Burundi: le gouvernement refuse de se voir imposer des consultations avec l'UE

Le gouvernement de Bujumbura a laissé planer le doute sur son acceptation de la demande de "consultations" formulée par l'Union européenne sur les atteintes à la démocratie au Burundi, secoué par une grave crise depuis le printemps, une procédure susceptible de conduire à la suspension de l'aide européenne.Les 28 ont donné lundi leur feu vert à l'envoi d'un courrier au président burundais Pierre Nkurunziza, invitant "le Burundi à des consultations conformément à la procédure prévue par l'article 96 de l'accord de partenariat UE-ACP (accords de Cotonou, ndlr) en cas de non respect des éléments essentiels de l'accord que sont les droits de l'homme, les principes démocratiques et l'Etat de droit".

Mais le ministre burundais des Affaires étrangères, Alain Aimé Nyamitwe, a exprimé le refus de Bujumbura de se voir "imposer" de telles consultations, a rapporté mercredi Radio France Internationale (RFI).

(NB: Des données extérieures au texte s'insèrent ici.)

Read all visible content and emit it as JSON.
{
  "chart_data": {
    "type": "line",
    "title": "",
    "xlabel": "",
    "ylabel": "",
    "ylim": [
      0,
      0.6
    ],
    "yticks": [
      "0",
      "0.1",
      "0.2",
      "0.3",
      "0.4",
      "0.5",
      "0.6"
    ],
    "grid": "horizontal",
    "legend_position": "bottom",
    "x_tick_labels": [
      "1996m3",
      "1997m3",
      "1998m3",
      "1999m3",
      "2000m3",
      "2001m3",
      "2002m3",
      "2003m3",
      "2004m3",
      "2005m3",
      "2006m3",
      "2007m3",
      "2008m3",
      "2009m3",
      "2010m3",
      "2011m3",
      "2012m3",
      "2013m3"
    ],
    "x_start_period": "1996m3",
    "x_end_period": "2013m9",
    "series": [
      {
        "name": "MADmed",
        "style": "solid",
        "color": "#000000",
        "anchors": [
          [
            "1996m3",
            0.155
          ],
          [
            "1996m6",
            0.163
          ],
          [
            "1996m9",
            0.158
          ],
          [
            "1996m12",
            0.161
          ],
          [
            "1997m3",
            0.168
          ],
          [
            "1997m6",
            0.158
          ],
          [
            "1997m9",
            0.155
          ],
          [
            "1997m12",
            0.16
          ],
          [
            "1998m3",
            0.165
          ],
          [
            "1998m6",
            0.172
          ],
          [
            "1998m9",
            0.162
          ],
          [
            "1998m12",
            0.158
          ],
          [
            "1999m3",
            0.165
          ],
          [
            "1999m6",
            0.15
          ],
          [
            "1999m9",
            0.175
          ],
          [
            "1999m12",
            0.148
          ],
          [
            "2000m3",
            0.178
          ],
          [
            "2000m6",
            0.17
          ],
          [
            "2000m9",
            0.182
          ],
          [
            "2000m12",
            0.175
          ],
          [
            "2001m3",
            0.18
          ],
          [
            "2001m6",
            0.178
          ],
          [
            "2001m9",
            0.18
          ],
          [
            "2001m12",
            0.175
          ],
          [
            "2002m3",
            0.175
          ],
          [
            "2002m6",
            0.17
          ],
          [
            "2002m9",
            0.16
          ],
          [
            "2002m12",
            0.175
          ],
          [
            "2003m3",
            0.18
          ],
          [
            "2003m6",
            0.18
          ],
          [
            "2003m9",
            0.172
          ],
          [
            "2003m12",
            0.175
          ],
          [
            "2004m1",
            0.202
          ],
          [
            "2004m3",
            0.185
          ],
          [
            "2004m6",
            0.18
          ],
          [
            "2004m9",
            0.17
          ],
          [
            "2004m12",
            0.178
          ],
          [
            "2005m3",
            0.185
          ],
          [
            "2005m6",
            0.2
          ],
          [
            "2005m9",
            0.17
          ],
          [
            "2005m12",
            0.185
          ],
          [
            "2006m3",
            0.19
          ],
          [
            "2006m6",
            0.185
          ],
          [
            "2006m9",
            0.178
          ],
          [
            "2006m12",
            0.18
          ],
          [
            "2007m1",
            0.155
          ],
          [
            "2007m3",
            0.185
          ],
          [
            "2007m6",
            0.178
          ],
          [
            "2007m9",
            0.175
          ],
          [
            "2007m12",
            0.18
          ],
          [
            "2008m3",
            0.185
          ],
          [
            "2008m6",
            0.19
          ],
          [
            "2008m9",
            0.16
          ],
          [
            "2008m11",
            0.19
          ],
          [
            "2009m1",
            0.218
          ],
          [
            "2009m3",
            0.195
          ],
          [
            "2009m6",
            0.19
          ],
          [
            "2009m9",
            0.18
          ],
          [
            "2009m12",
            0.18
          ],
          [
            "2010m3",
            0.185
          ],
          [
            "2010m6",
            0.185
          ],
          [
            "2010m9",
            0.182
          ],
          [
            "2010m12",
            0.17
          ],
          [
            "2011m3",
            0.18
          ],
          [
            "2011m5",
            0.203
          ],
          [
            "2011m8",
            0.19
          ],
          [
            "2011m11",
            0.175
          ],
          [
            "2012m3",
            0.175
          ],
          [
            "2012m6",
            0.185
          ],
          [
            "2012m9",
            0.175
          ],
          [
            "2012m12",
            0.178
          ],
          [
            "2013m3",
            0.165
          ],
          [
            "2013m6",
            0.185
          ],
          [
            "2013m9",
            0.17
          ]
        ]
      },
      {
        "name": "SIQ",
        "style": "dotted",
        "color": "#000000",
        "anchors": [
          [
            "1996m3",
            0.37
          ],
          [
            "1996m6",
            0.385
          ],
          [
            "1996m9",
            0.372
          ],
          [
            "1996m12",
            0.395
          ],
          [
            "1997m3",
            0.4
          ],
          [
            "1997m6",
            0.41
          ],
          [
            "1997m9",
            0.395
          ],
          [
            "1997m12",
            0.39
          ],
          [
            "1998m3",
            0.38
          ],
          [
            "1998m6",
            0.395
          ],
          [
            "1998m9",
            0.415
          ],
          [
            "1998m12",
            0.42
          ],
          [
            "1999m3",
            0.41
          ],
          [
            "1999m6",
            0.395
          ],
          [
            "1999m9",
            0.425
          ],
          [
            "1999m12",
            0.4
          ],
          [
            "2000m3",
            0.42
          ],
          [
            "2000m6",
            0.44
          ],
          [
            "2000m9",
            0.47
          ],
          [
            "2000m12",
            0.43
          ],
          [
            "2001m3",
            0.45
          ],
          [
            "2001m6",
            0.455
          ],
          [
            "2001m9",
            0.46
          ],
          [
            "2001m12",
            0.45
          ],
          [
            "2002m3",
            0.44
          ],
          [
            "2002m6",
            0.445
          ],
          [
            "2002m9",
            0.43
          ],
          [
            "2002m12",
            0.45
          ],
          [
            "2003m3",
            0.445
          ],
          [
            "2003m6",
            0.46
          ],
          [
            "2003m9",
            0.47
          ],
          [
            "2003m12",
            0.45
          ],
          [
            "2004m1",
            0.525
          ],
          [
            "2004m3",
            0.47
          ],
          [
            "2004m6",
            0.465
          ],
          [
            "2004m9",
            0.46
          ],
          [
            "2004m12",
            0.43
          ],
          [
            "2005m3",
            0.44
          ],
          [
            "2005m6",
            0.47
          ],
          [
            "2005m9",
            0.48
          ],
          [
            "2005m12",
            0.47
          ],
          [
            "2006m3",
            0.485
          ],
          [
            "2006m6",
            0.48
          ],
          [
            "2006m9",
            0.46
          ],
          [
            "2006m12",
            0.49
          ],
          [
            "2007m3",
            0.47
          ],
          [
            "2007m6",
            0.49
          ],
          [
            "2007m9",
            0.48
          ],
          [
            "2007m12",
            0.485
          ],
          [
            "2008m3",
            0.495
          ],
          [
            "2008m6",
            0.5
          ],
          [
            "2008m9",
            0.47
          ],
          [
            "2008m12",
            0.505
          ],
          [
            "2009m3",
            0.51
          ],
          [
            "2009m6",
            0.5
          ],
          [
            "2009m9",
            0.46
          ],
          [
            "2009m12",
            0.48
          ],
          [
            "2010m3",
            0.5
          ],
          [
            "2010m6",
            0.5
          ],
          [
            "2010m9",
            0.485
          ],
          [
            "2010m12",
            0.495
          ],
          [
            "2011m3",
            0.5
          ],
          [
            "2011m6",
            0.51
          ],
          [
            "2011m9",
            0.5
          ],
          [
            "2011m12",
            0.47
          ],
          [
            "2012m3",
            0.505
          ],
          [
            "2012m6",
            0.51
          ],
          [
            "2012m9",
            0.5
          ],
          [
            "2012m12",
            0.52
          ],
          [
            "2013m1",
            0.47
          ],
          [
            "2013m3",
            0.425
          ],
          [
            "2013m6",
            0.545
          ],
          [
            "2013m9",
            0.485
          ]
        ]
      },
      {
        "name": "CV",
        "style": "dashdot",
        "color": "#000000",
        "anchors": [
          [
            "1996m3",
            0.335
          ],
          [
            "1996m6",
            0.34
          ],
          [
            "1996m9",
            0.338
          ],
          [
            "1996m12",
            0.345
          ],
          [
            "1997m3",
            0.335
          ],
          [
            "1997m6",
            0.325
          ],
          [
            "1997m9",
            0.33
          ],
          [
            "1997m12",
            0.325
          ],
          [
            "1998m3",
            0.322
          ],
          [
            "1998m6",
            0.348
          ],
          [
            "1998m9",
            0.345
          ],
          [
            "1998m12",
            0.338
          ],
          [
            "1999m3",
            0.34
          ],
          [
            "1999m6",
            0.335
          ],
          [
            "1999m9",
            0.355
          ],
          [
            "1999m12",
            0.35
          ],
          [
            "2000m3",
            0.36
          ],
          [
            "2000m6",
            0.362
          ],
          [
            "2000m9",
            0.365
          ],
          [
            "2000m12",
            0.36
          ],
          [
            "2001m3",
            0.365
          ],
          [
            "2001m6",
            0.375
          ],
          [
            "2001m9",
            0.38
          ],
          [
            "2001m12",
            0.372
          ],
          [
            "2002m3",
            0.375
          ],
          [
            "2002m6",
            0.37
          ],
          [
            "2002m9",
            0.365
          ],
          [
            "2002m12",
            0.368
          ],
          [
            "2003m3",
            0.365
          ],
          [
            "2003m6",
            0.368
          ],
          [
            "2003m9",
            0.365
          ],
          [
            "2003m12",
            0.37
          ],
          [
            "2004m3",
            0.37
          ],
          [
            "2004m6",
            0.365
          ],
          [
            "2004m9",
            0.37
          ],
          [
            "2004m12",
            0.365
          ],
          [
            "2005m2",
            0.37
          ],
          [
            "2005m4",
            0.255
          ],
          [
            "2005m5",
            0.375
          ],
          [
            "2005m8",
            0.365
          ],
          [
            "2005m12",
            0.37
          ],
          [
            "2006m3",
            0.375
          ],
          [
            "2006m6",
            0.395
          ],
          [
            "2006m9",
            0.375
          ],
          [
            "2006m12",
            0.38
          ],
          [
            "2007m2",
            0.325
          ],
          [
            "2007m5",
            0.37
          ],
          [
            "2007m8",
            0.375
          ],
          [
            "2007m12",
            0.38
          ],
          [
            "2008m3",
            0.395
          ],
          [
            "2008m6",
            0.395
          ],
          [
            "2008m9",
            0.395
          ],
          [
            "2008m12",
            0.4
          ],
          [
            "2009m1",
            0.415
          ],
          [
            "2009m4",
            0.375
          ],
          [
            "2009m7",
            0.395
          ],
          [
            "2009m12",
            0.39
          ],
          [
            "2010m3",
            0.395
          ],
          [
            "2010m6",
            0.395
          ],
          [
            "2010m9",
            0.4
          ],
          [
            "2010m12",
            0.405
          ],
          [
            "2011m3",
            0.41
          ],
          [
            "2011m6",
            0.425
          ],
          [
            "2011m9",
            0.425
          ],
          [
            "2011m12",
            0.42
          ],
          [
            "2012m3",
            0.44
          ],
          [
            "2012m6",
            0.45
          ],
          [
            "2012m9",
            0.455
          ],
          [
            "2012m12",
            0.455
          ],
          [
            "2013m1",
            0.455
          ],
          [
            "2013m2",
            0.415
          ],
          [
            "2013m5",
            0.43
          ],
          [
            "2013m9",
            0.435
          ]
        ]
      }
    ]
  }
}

"Notre pays et le gouvernement sont bien disposés à améliorer les rapports avec l'Union européenne, qui est un partenaire important pour le Burundi", a-t-il assuré au micro de la radio publique française. "Et l'accord de Cotonou stipule les droits et les obligations de chacune des parties. C'est sur la base de ces rapports juridiques que nous comptons inscrire la réponse que nous donnerons à cette demande de l'Union européenne. Dans tous les cas, une partie ne va pas imposer à l'autre sa façon de voir les choses. L'Union européenne ne peut pas nous l'imposer, puisqu'ici, il s'agit de deux parties. On doit donc parler, discuter. On a quand même assez de temps, on a trente jours pour pouvoir se prononcer et éventuellement décider de la tenue de ces consultations", a ajouté Alain Aimé Nyamitwe.